It don’t mean a thing if he ain’t got that swing.
The Mets selected Michael Paez in the fourth round of the 2016 Major League Baseball Draft, but the converted second baseman has struggled at the plate this season and Cyclones skipper Tom Gamboa knows why.
“Paez is struggling strictly because his college program teaches a hitting approach that I’ve never heard of before,” Gamboa said. “Collapse your backside and uppercut the baseball. I was told that their college program accepts strikeouts, but they led the nation in home runs.”
It’s an at-plate approach that surprised Gamboa the first time he saw it. He’s never seen someone take a swing like Paez.
“I don’t think I’ve ever seen, in all my years, a player come into pro ball that hits more balls in the air than on the ground or a line,” Gamboa said.
Paez — who played shortstop on Coastal Carolina’s national championship team this spring — boasted a meager .152 average after the Cyclones’ loss to Lowell on Aug. 22. Gamboa and the Brooklyn coaching staff have been doing their best to help break Paez of the swinging habit, but that’s been easier said than done.
As far as the Clones skipper is concerned, however, this swing doesn’t belong in pro ball.
“The hitting style that Paez brought into pro ball is something that, to me, would only work in slow-pitch softball, where the ball is coming down at you so you have to swing up in order to square it up,” Gamboa said.
Paez is “very frustrated” according to Gamboa, but the Clones skipper added, “We don’t think anything of it because we knew when we signed him he was going to struggle.”
To his credit, Paez is trying to keep his head up in tough times.
“If you’re a ballplayer, you get frustrated coming back to the dugout so often, but you have to look at it, I’m hitting the ball hard, getting barrel,” Paez said. “I can’t control where it goes.”
Fans who watched him in college — or even in his early at bats in Brooklyn — might be able to notice a change in Paez’s form.
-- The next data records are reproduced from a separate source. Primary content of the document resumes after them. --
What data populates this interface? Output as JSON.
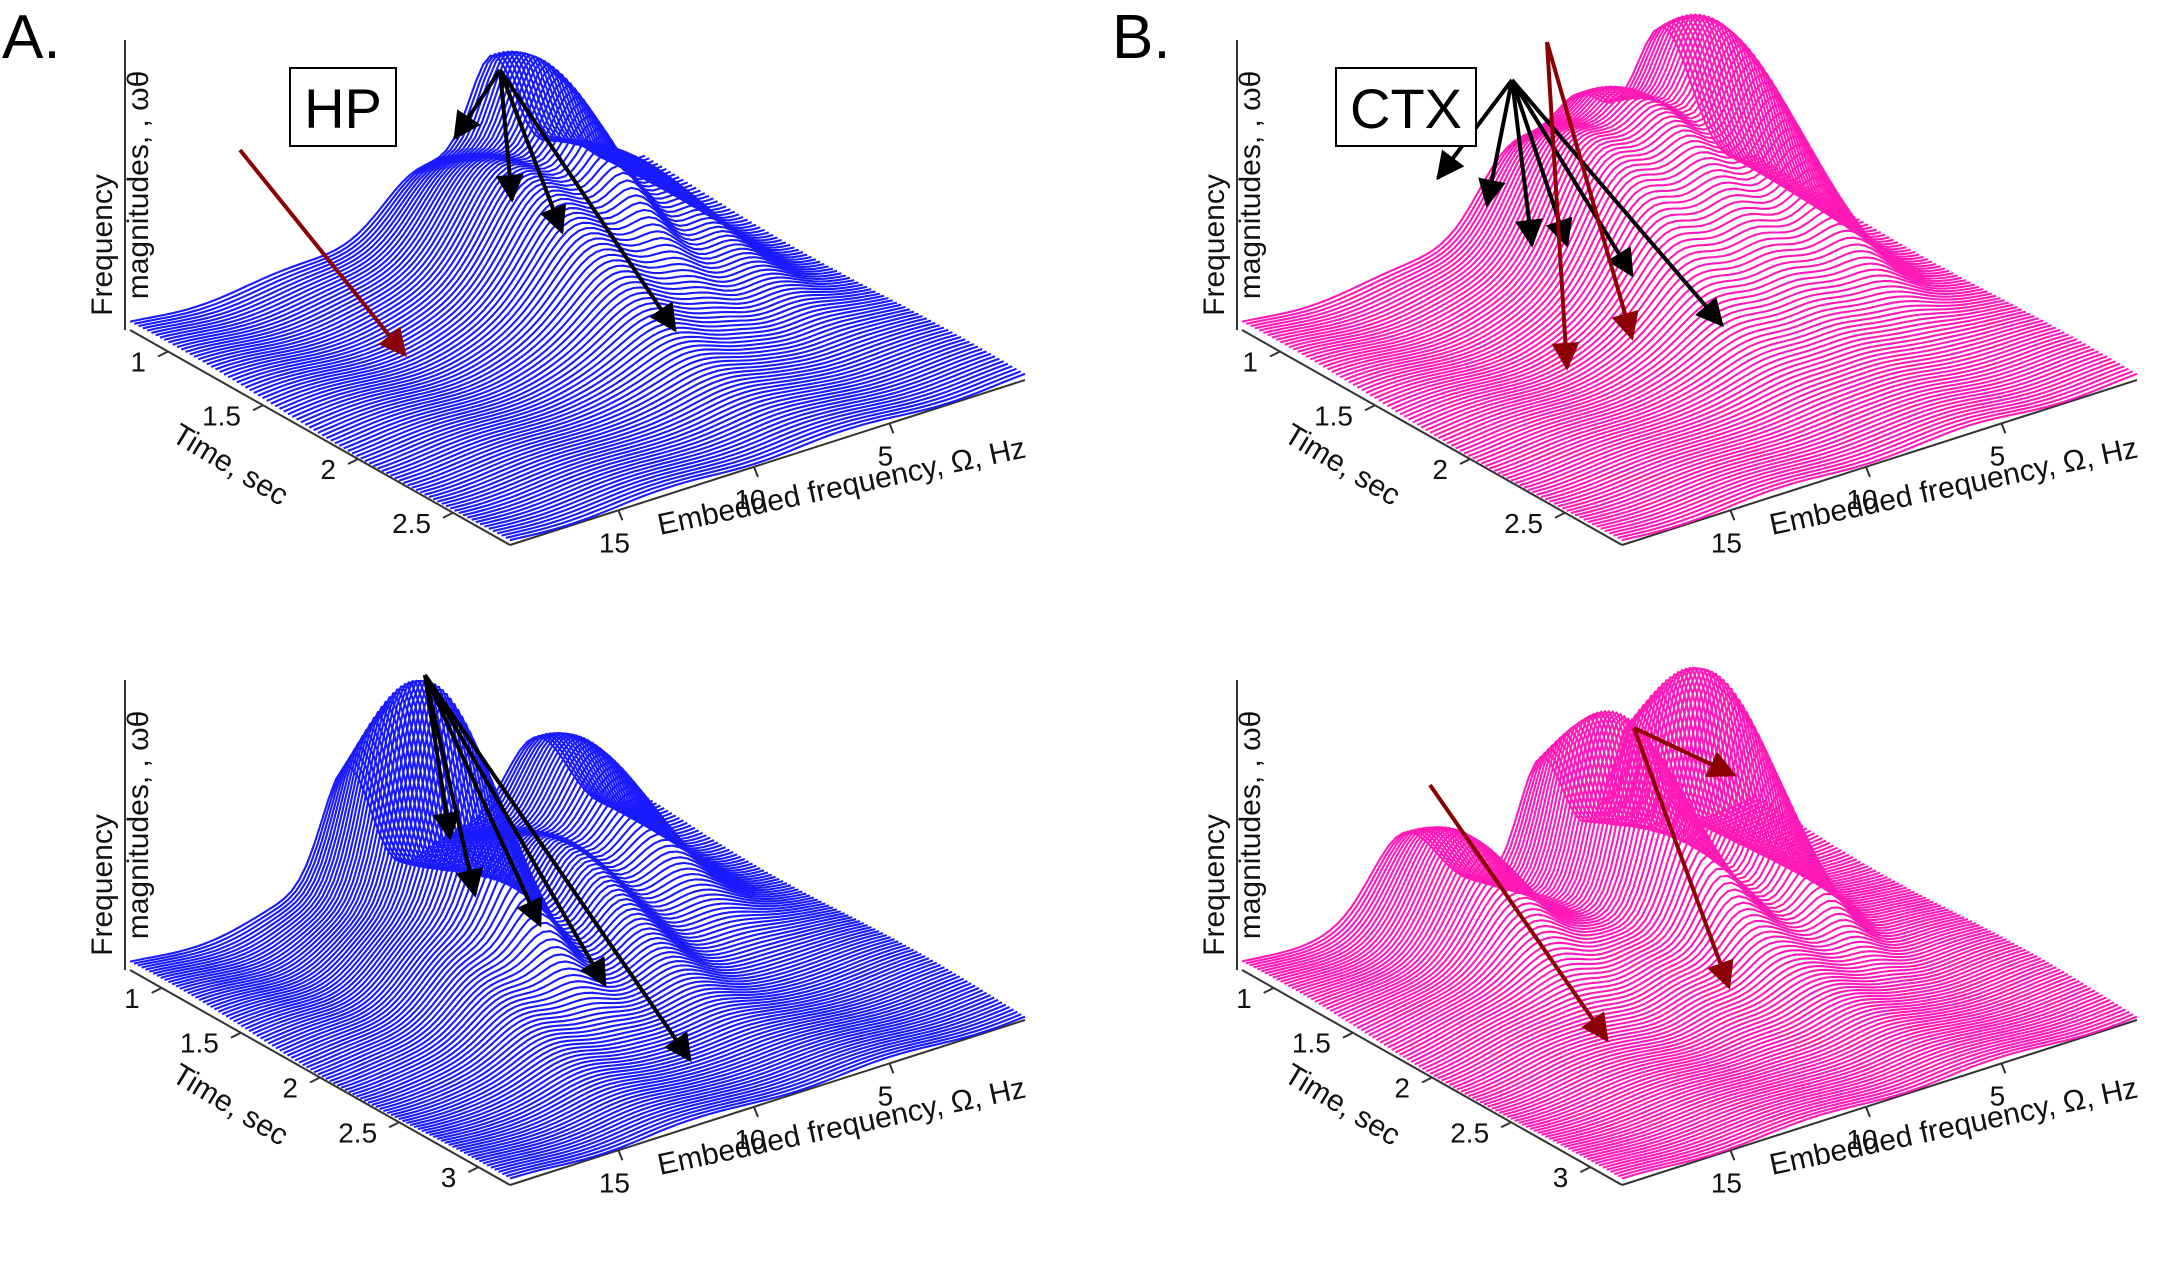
{
  "figure": {
    "panel_labels": [
      "A.",
      "B."
    ],
    "region_labels": [
      "HP",
      "CTX"
    ],
    "colors": {
      "hp": "#1a1aff",
      "ctx": "#ff1ab8",
      "arrow_dark_red": "#8b0000",
      "arrow_black": "#000000"
    }
  },
  "chart_data": [
    {
      "type": "waterfall3d",
      "panel": "A",
      "region": "HP",
      "row": "top",
      "xlabel": "Embedded frequency, Ω, Hz",
      "ylabel": "Time, sec",
      "zlabel_line1": "Frequency",
      "zlabel_line2": "magnitudes, , ωθ",
      "x_ticks": [
        "5",
        "10",
        "15"
      ],
      "x_tick_values": [
        5,
        10,
        15
      ],
      "xlim": [
        0,
        19
      ],
      "y_ticks": [
        "1",
        "1.5",
        "2",
        "2.5"
      ],
      "y_tick_values": [
        1,
        1.5,
        2,
        2.5
      ],
      "ylim": [
        0.8,
        2.8
      ],
      "color": "#1a1aff",
      "n_lines": 90,
      "peaks": [
        {
          "freq": 5.6,
          "time": 1.05,
          "amp": 160,
          "width": 0.9
        },
        {
          "freq": 8.5,
          "time": 1.3,
          "amp": 95,
          "width": 1.4
        },
        {
          "freq": 3.0,
          "time": 1.2,
          "amp": 70,
          "width": 1.0
        }
      ],
      "arrows_black": 4,
      "arrows_red": 1
    },
    {
      "type": "waterfall3d",
      "panel": "B",
      "region": "CTX",
      "row": "top",
      "xlabel": "Embedded frequency, Ω, Hz",
      "ylabel": "Time, sec",
      "zlabel_line1": "Frequency",
      "zlabel_line2": "magnitudes, , ωθ",
      "x_ticks": [
        "5",
        "10",
        "15"
      ],
      "x_tick_values": [
        5,
        10,
        15
      ],
      "xlim": [
        0,
        19
      ],
      "y_ticks": [
        "1",
        "1.5",
        "2",
        "2.5"
      ],
      "y_tick_values": [
        1,
        1.5,
        2,
        2.5
      ],
      "ylim": [
        0.8,
        2.8
      ],
      "color": "#ff1ab8",
      "n_lines": 90,
      "peaks": [
        {
          "freq": 3.5,
          "time": 1.1,
          "amp": 200,
          "width": 1.1
        },
        {
          "freq": 9.0,
          "time": 1.2,
          "amp": 130,
          "width": 1.3
        },
        {
          "freq": 6.5,
          "time": 1.1,
          "amp": 110,
          "width": 1.0
        }
      ],
      "arrows_black": 6,
      "arrows_red": 2
    },
    {
      "type": "waterfall3d",
      "panel": "A",
      "region": "HP",
      "row": "bottom",
      "xlabel": "Embedded frequency, Ω, Hz",
      "ylabel": "Time, sec",
      "zlabel_line1": "Frequency",
      "zlabel_line2": "magnitudes, , ωθ",
      "x_ticks": [
        "5",
        "10",
        "15"
      ],
      "x_tick_values": [
        5,
        10,
        15
      ],
      "xlim": [
        0,
        19
      ],
      "y_ticks": [
        "1",
        "1.5",
        "2",
        "2.5",
        "3"
      ],
      "y_tick_values": [
        1,
        1.5,
        2,
        2.5,
        3
      ],
      "ylim": [
        0.8,
        3.2
      ],
      "color": "#1a1aff",
      "n_lines": 100,
      "peaks": [
        {
          "freq": 11.0,
          "time": 1.35,
          "amp": 270,
          "width": 0.9
        },
        {
          "freq": 4.0,
          "time": 1.1,
          "amp": 120,
          "width": 1.2
        },
        {
          "freq": 7.5,
          "time": 1.6,
          "amp": 90,
          "width": 1.0
        }
      ],
      "arrows_black": 5,
      "arrows_red": 0
    },
    {
      "type": "waterfall3d",
      "panel": "B",
      "region": "CTX",
      "row": "bottom",
      "xlabel": "Embedded frequency, Ω, Hz",
      "ylabel": "Time, sec",
      "zlabel_line1": "Frequency",
      "zlabel_line2": "magnitudes, , ωθ",
      "x_ticks": [
        "5",
        "10",
        "15"
      ],
      "x_tick_values": [
        5,
        10,
        15
      ],
      "xlim": [
        0,
        19
      ],
      "y_ticks": [
        "1",
        "1.5",
        "2",
        "2.5",
        "3"
      ],
      "y_tick_values": [
        1,
        1.5,
        2,
        2.5,
        3
      ],
      "ylim": [
        0.8,
        3.2
      ],
      "color": "#ff1ab8",
      "n_lines": 100,
      "peaks": [
        {
          "freq": 4.5,
          "time": 1.3,
          "amp": 220,
          "width": 0.8
        },
        {
          "freq": 8.0,
          "time": 1.3,
          "amp": 200,
          "width": 0.8
        },
        {
          "freq": 13.0,
          "time": 1.2,
          "amp": 110,
          "width": 1.2
        }
      ],
      "arrows_black": 0,
      "arrows_red": 3
    }
  ]
}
He’s done his best to evolve in the box this summer and Paez is confident that he’ll see his average go up sooner rather than later. It’s simply a matter of staying patient.
“You could see my swing transform completely already,” Paez said. “It’s only up from here and I’m going to have this offseason coming up and keep working on it from there.”
Gamboa and the organization understand that changing the swing can be a long process, but the squad is willing to put in the work. The Mets organization liked what it saw of Paez at Coastal Carolina — where he was named a preseason All-American and preseason Big South Player of the Year — this season and a few whiffs at the plate aren’t going to change that.
He’s just got to keep swinging.
“We told him at the beginning that in three years in that program, this is going to be something that takes you 500 to 1,000 at-bats to get rid of,” Gamboa said.